Kelly McBride
A Duquesne University graduate joins thousands of her fellow college graduates nationwide as they try to figure out their next steps into an uncertain future.
Editor’s Note: At press time, most of southwestern Pennsylvania remained in the “yellow” phase of Gov. Tom Wolf’s reopening plan. While designations and restrictions have likely changed by the time you’re reading this, we have chosen to present these pieces as they were written as a reflection of conditions and mindsets in Pittsburgh during this time.
Kelly McBride is dreaming of an office.
There’s a generalization about Generation Z: Because they’re so comfortable with technology, they must not care about working in a physical space. McBride happily provides evidence that truth is not universal.
“I had an internship last summer,” at an advertising agency in Philadelphia, “and I loved the office,” she says. “I loved having that kind of community at work.” Now, with many in-person workplaces closed or operating at limited capacity, she’s nervous about entering the job market. “The thought of not going to an office every day is really scary.”
That internship, of course, came long before her final semester at Duquesne University was cut short by the COVID-19 pandemic. McBride, who has returned to her family home in Berwyn, Chester County, was approaching the end of her senior year when the threat posed by the novel Coronavirus began to circulate among family and friends.
Spring break brought her home during the first week of March. She says her mother raised the prospect that she may not return to campus; at the time, she says, that seemed far-fetched.
She was back for one week before Duquesne suspended classes.
The initial announcement, via email to all students, declared a two-week suspension of in-person classes beginning March 16. That timeline rapidly stretched past graduation.
“For that first week, I still thought, OK, maybe until April,” McBride says. That changed in a matter of days. “I talked to my mom, and she said, ‘You are definitely going to come home. Your semester is over.’”
McBride, 22, studied Integrated Marketing Communications at Duquesne. During her college search, she settled on the city first and a university second. “I really enjoyed Pittsburgh,” she says. “It always looked very pretty to me … I fell in love with it.”
Her passion for the city, she says, stemmed from its neighborhoods — the urban campus of Uptown, the history and vibrancy of Oakland and the celebratory fun of the South Side. The latter neighborhood is the last place she visited pre-quarantine, joining friends in spending part of St. Patrick’s Day on East Carson Street. At the time, she says, the reality of the situation hadn’t hit her student community. “Everything just seemed to be normal; that’s what was so confusing. That Saturday, everything was totally normal; that Sunday, my entire life changed.”
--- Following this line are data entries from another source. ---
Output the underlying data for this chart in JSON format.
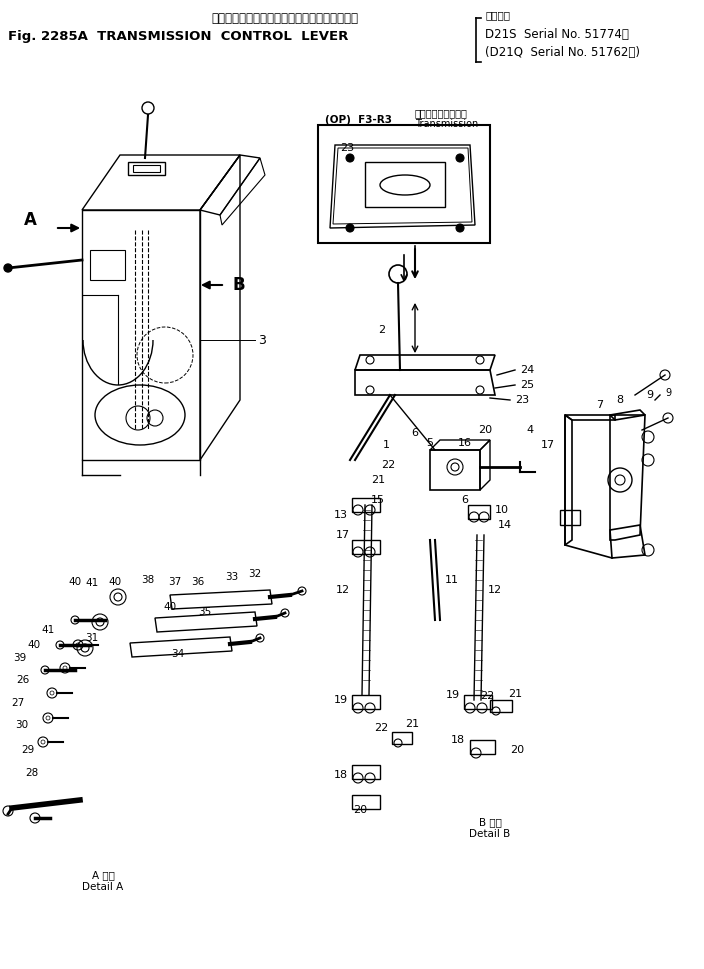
{
  "title_jp": "トランスミッション　コントロール　レバー（",
  "title_en": "Fig. 2285A  TRANSMISSION  CONTROL  LEVER",
  "serial_label": "適用号機",
  "serial_line1": "D21S  Serial No. 51774～",
  "serial_line2": "(D21Q  Serial No. 51762～)",
  "fig_bg": "#ffffff",
  "line_color": "#000000",
  "text_color": "#000000",
  "detail_a_jp": "A 詳細",
  "detail_a_en": "Detail A",
  "detail_b_jp": "B 詳細",
  "detail_b_en": "Detail B",
  "inset_label_jp": "トランスミッション",
  "inset_label_en": "Transmission",
  "inset_op": "(OP)  F3-R3"
}
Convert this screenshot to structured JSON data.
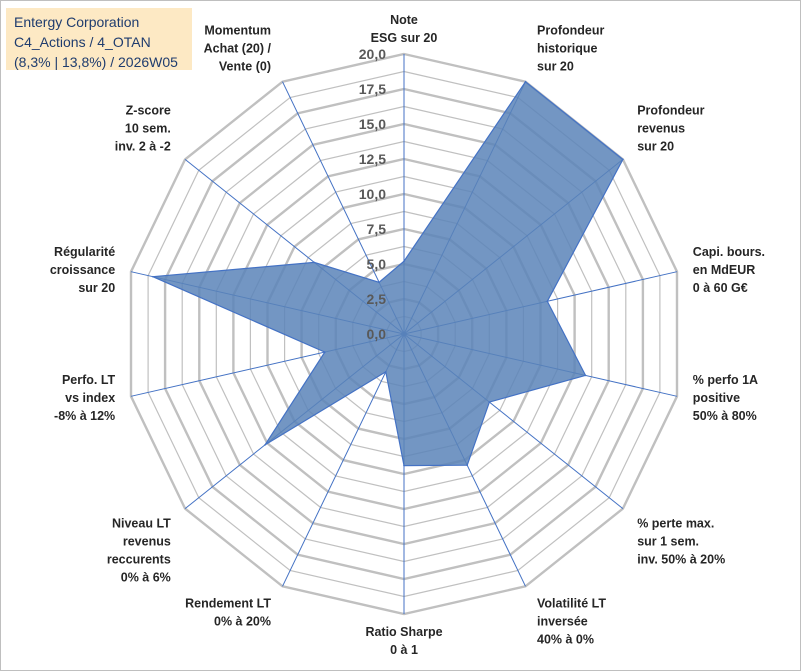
{
  "title": {
    "company": "Entergy Corporation",
    "portfolio": "C4_Actions / 4_OTAN",
    "stats": "(8,3% | 13,8%) / 2026W05"
  },
  "colors": {
    "fill": "#5b84b8",
    "stroke": "#4472c4",
    "grid": "#c0c0c0",
    "spoke": "#4472c4",
    "title_bg": "#fde9c4",
    "title_text": "#1f3c6e"
  },
  "chart_data": {
    "type": "radar",
    "title": "Entergy Corporation",
    "rmin": 0,
    "rmax": 20,
    "ticks": [
      "0,0",
      "2,5",
      "5,0",
      "7,5",
      "10,0",
      "12,5",
      "15,0",
      "17,5",
      "20,0"
    ],
    "axes": [
      {
        "label": [
          "Note",
          "ESG sur 20"
        ],
        "value": 5.2
      },
      {
        "label": [
          "Profondeur",
          "historique",
          "sur 20"
        ],
        "value": 20.0
      },
      {
        "label": [
          "Profondeur",
          "revenus",
          "sur 20"
        ],
        "value": 20.0
      },
      {
        "label": [
          "Capi. bours.",
          "en MdEUR",
          "0 à 60 G€"
        ],
        "value": 10.5
      },
      {
        "label": [
          "% perfo 1A",
          "positive",
          "50% à 80%"
        ],
        "value": 13.3
      },
      {
        "label": [
          "% perte max.",
          "sur 1 sem.",
          "inv. 50% à 20%"
        ],
        "value": 7.8
      },
      {
        "label": [
          "Volatilité LT",
          "inversée",
          "40% à 0%"
        ],
        "value": 10.4
      },
      {
        "label": [
          "Ratio Sharpe",
          "0 à 1"
        ],
        "value": 9.4
      },
      {
        "label": [
          "Rendement LT",
          "0% à 20%"
        ],
        "value": 3.0
      },
      {
        "label": [
          "Niveau LT",
          "revenus",
          "reccurents",
          "0% à 6%"
        ],
        "value": 12.7
      },
      {
        "label": [
          "Perfo. LT",
          "vs index",
          "-8% à 12%"
        ],
        "value": 5.8
      },
      {
        "label": [
          "Régularité",
          "croissance",
          "sur 20"
        ],
        "value": 18.4
      },
      {
        "label": [
          "Z-score",
          "10 sem.",
          "inv. 2 à -2"
        ],
        "value": 8.2
      },
      {
        "label": [
          "Momentum",
          "Achat (20) /",
          "Vente (0)"
        ],
        "value": 4.1
      }
    ]
  }
}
While she admits that many of her peers were slow to accept the threat of COVID-19, she says that she doesn’t know anyone her age who didn’t adjust their behavior quickly after that weekend — despite the online griping some have leveled at Gen Z.
“I don’t see people hanging out with their friends at all. The majority, I’d say, of people I know are taking it pretty seriously.”
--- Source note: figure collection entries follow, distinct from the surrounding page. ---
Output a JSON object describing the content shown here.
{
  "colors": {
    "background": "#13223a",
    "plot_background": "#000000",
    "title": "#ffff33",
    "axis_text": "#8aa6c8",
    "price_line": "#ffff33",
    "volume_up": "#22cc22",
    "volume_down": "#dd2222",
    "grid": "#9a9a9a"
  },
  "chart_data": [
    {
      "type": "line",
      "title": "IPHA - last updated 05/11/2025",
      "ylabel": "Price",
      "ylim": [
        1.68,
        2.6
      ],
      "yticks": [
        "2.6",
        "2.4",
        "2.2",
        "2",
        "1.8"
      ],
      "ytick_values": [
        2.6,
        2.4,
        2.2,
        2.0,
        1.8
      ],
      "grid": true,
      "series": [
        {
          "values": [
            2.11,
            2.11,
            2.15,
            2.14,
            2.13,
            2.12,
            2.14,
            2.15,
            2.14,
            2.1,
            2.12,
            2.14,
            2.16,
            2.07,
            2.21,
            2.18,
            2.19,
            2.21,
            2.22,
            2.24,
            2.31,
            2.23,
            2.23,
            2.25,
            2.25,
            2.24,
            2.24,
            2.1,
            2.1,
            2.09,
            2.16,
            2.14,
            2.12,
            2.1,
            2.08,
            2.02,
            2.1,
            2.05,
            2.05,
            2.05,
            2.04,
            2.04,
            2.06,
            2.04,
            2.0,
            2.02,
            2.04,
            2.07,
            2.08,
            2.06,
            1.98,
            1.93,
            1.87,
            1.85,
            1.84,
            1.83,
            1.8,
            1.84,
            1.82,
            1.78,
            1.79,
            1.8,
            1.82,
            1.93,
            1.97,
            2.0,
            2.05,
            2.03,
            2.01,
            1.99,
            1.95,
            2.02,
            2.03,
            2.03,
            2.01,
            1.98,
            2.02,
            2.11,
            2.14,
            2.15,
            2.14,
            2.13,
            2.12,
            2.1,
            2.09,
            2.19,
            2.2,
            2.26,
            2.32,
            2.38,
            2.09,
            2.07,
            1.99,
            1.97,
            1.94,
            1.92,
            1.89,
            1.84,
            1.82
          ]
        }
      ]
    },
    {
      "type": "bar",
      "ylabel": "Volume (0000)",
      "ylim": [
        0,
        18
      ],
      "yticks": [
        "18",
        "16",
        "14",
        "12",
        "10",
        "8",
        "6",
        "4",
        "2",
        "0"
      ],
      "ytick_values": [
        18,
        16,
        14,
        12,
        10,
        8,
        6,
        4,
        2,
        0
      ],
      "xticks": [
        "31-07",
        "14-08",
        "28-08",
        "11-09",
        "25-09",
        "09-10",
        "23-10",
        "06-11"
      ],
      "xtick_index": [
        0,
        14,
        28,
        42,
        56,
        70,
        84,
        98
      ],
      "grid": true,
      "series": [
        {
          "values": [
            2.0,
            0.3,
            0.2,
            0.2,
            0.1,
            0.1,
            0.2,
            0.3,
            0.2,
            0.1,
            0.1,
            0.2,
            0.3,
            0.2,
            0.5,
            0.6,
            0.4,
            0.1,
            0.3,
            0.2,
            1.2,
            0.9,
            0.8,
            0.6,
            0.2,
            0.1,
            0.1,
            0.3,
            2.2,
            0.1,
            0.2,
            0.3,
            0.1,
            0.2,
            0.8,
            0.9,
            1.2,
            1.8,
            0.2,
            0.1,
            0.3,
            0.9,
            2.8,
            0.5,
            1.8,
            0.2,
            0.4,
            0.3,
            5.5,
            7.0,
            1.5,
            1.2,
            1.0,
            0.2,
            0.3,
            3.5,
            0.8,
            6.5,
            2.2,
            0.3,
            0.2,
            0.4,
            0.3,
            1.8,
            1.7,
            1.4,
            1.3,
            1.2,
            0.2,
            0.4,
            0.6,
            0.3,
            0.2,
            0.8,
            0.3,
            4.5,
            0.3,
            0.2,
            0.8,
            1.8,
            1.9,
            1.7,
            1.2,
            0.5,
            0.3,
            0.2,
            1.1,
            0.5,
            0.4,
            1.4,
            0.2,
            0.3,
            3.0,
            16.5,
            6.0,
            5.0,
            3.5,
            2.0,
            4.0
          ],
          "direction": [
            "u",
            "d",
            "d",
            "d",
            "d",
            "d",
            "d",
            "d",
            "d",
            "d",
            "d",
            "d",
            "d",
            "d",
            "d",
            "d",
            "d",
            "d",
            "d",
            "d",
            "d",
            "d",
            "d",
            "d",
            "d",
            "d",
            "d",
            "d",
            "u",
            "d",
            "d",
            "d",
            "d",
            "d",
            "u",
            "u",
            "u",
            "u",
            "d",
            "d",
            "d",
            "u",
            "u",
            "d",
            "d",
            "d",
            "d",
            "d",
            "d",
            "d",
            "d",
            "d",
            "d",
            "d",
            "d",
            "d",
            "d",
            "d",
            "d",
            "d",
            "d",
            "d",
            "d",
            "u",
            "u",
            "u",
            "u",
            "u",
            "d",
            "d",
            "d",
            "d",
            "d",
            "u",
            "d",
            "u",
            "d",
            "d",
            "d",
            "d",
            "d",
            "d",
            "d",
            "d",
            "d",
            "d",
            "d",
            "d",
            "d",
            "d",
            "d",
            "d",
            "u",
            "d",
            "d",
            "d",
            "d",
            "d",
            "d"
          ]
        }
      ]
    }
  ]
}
From home, McBride completed her coursework and earned her degree; it will arrive, via mail, in July or August. “I don’t know what the next step is supposed to be,” she says; before she moved back home, she had lined up several job interviews. All have since been canceled; her prospective employers didn’t want to try to train new hires at home. “This is unchartered territory,” she says. While many employers are responding to the pandemic by reconsidering how and where work should take place, McBride maintains hope that she’ll be able to find community in a working environment.
“As much as I love that people are rethinking work, I would really like to have that opportunity. I’m a little nervous to see how this is going to change the world.”